If you must compare the crosstabs from registered voter polls with the final election studies, here’s a tip: Focus on major party vote share. In the case of Black voters, Mr. Biden has a 71-12 lead, so that means he has 86 percent of the major party vote in our Times/Siena polling, 71/(71+12) = 86. That roughly five- or six-point shift in major party vote share is a lot likelier to reflect reality than comparing his 59-point margin among decided voters (71-12 = 59) with his 80-point margin from 2020.
Why major party vote share? The logic is simple. Imagine that today 17 percent of eventual Biden voters are undecided and 17 percent of eventual Trump voters are undecided. What would that mean for a poll of voters who will eventually vote 86 to 14? They would be 71 to 12 in the polls today.
Mr. Biden’s polling weakness is unusual
There’s another aspect of the skeptics case that I’m less sympathetic toward: the idea that we always see this kind of weakness among nonwhite voters, and it just never materializes.
If you look back at polling from prior cycles, it becomes clear that Mr. Biden today really is quite a bit weaker than previous Democrats in registered voter polling from prior cycles.
If there’s any consolation for Mr. Biden, it’s that the drop-off is a bit smaller in our Times/Siena polling: In fall 2020, our polls gave Mr. Biden an 81-6 lead among Black registered voters, compared with the aforementioned 71-12 in a compilation of the last four Times/Siena polls.
The story is similar among Hispanic voters, who did not show similar levels of support for prior Republican candidates.
Now it’s possible that these 2020 figures were overly rosy for Mr. Biden, given that the polling more generally overestimated his support that year. Perhaps you can knock Mr. Biden’s major party vote share down two points in 2020. Either way, it seems clear he’s running well behind where he stood in the run-up to the 2020 election, while his opponent is running at least five points ahead.

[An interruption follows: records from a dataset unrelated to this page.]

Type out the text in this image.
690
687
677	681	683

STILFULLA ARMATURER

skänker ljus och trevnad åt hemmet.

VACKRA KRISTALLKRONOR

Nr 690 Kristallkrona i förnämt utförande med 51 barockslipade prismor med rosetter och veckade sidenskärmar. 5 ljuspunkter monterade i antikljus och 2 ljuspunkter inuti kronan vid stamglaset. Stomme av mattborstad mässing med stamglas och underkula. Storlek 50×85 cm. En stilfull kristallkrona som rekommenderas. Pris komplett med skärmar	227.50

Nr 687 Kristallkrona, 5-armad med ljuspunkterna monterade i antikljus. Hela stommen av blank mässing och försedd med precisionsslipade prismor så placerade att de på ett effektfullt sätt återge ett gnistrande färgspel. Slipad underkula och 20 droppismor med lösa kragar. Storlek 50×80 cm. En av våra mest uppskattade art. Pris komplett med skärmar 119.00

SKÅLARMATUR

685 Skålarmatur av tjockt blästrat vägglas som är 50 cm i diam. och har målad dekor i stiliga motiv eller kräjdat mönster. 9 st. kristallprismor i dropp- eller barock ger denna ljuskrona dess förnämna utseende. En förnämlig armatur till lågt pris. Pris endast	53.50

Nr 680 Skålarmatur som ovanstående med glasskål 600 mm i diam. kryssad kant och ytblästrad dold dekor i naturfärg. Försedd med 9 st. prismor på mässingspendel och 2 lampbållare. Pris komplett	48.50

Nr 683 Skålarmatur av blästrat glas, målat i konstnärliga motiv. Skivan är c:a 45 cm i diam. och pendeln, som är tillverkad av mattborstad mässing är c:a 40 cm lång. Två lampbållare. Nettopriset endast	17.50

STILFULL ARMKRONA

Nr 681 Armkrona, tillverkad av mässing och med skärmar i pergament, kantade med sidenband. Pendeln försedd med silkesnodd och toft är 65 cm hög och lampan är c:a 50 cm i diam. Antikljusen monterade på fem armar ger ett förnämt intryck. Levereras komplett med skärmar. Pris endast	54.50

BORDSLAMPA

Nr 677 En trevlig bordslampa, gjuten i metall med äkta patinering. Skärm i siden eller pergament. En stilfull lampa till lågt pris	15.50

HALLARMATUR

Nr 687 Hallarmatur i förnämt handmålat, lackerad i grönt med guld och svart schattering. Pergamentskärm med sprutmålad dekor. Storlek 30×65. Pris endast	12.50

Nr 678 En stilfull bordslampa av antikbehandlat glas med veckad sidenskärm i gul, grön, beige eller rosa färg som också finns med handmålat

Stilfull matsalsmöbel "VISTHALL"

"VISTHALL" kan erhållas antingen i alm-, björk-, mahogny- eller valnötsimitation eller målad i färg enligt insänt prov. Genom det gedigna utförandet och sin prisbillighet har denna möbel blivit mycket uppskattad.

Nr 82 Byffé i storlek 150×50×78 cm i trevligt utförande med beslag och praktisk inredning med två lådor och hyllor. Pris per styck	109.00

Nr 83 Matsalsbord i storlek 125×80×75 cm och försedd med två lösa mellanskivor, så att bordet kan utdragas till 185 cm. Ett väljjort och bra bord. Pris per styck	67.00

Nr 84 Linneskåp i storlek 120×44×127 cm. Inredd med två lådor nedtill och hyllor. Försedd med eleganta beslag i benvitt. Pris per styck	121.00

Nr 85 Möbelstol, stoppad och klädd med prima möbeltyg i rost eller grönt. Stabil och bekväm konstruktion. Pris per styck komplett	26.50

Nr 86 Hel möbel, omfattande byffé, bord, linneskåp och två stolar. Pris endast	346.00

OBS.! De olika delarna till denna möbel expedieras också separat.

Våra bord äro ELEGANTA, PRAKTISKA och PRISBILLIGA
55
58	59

This is a smaller shift than the 20-plus point change implied by the comparison between the polls and the final election studies, but it’s still quite significant. It’s also quite comparable to other demographic shifts in recent years, like Mr. Trump’s gains among white working-class voters in 2016 or his gains among Hispanic voters in 2020. At this time in both cycles, no one imagined that Mr. Trump would make 40-point gains in Obama counties in rural Iowa, and then big improvements near the Rio Grande four years later. In the end, he gained about seven points of major party vote share among these groups nationwide — about the same shift we see in the polling today.
Turnout is another option
If you’re still skeptical that Mr. Trump can make gains among nonwhite voters, it’s worth remembering that there’s another possibility: Many disillusioned or disaffected nonwhite voters might just stay home.
That possibility seems especially plausible today, with so much of Mr. Biden’s weakness concentrated among younger voters and those without a robust track record of voting. That’s exactly what happened in the last midterm election, when the Black share of the electorate fell to multi-decade lows amid weak polling for Democrats.
Looking back over the last few decades, there’s a clear relationship between the racial turnout gap — the difference between white and Black turnout — and the proportion of Black registered voters who back Democrats in pre-election polls since 1980. Or put differently: When Black voters don’t support Democrats, they tend not to vote.
It’s possible that the Black voters who back Mr. Trump in the polls today will ultimately show up for him next November. But for now, when I see Mr. Biden’s share among Black voters slip into the 60s and 70s in the polls, I mostly see yet another decline in the Black share of the electorate, at least “if the election were held today.”
If there’s any good news for Mr. Biden here, it’s that the election is still 14 months away.